The ending was a bit unsatisfying, but the powerful story, the haunting prose, and the idiosyncratic, well-developed characters overshadow this tiny flaw. Book Clubs will certainly have plenty to discuss.
Coming of age, coming to terms—without completely coming undone…Rachel’s story will yank at your heartstrings. This cheerleader gives Heidi Durrow’s freshman novel a two pom pom cheer!
Katharine P. (Boulder, CO)
Not The Bluest Eye
A heartbreaking inside view of growing up half black and half white. A young girl survives a landing from 9 storeys up (was she pushed, did she fall?) which her mother and siblings did not. Taken in by the African American side of the family in Portland, she starts to make decisions about who she is and how she will face the rest of her life. Did I say heartbreaking? You will root for her and hope she does more than survive the decisions about who she is she keeps being forced to make. This title will appeal to adults, is great for bookclubs, but should be suggested to thoughtful young adults as well. The voice is strong and clear and the writing is transcendent and beautiful.
Jean O. (DePere, WI)
The Girl Who Fell from the Sky
This book is a treasure; well written and a joy to read.

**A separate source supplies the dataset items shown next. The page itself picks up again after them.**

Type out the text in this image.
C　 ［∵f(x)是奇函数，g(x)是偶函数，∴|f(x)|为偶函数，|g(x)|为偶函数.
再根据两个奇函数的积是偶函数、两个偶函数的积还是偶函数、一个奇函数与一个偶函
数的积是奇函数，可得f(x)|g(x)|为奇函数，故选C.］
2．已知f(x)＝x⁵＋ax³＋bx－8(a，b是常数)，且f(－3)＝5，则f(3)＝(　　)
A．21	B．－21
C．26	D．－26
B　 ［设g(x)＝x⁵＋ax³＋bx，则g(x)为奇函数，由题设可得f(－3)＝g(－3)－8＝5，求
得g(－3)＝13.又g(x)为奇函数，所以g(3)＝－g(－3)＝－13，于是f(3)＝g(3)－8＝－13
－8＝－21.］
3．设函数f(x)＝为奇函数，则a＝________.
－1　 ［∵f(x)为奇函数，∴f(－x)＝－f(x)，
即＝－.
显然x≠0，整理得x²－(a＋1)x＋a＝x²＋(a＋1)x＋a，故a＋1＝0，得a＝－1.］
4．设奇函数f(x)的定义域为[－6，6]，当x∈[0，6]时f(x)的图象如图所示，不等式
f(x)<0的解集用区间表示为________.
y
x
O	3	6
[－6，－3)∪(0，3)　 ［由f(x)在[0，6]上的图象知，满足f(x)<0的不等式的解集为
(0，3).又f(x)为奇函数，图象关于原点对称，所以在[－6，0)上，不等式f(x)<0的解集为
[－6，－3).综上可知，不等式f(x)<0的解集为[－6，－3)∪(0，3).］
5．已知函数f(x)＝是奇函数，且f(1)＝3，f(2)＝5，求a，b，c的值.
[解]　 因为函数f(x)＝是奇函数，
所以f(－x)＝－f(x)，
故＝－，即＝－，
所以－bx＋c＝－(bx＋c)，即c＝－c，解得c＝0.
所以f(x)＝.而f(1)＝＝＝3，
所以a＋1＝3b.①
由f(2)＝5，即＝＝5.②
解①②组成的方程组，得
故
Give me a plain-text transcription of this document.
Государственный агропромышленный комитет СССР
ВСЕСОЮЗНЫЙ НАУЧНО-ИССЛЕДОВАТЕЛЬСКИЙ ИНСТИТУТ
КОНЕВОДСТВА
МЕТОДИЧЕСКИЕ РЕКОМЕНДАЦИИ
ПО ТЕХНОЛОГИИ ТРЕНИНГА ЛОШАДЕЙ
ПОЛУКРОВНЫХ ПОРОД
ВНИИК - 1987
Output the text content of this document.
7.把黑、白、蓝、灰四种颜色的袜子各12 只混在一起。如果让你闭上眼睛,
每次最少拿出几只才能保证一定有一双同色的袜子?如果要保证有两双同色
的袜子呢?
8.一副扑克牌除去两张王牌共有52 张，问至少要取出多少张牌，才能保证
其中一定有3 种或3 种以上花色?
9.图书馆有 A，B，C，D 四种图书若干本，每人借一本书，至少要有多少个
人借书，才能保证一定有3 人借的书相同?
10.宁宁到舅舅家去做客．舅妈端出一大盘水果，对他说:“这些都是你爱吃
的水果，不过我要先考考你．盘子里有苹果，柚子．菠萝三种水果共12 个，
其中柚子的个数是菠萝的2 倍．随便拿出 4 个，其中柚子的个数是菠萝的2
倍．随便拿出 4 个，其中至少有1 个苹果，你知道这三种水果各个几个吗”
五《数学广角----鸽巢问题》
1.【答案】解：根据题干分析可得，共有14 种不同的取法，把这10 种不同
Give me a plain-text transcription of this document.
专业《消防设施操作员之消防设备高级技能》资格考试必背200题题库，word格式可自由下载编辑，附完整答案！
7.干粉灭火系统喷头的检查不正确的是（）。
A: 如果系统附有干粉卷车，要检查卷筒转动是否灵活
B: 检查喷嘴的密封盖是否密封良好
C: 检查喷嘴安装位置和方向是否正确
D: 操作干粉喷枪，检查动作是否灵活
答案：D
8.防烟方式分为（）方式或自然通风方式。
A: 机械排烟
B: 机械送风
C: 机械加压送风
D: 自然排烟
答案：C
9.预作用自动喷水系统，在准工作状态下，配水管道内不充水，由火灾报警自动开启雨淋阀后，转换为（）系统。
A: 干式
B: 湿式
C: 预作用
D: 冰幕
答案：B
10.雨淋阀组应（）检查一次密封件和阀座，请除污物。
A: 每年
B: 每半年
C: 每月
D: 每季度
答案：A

Reading it made me think of loom weaving; different threads combined to make a beautiful piece of fabric. The gradual introduction of each character and of each portion of the plot is done so well. The story pulled me in and kept me feeling involved. The award the author received for a book concerning social justice is well deserved.
Lynn S. (LYNCH STATION, VA)
The Girl Who Fell From the Sky, by Heidi W. Durrow, is a very uncommon story. I found the book easy to read in the sense that the prose is comfortable and natural. On the other hand, it was difficult for me to capture the characters and their relationship with each other during the first 50 pages. After that, I became awed by the struggle that occurred as daily events to the young protagonist, Rachel. While reading the book, both the “tragedy” and the “reality of Rachel” seemed to me to be fabricated. Much to my surprise (after hearing an interview with Ms. Durrow on NPR All Things Considered on March 2, 2010) I learned that both of these aspects of the book are based on true experiences. The story of the tragedy (which is unveiled gradually throughout the chapters) and its aftermath was interesting to me from a philosophical perspective and is based on a true story. The story of Rachel’s youth was otherwise and was actually autobiographical. In my opinion and more importantly than it being based on reality, the story of Rachel, herself, is what caused my compulsion to complete the book. How often are we told that people are people even if they are of different races or from different cultures? Yet, how seldom do we have the opportunity to learn about the inner experiences of a soul who is in fact bi-racial? In summary, I want to give Ms. Durrow the highest of praise…she made me look inside myself.
Laura P. (Atlanta, GA)
This Bellweather Prize winner addresses issues of racial identity, class prejudice, substance abuse, and adolescent sexuality through a compact, well-written, and moving story packed with sympathetic and well-defined characters. The story revolves around an unthinkable family tragedy and its impact on the several narrators, most notably Rachael, a mixed-race child who is the survivor of the event. While the story is not a mystery, the details of the keynote incident are revealed slowly through out the story in a way that allows the author, Heidi Durrow, to explore a number of issues from various perspectives. It's compelling reading!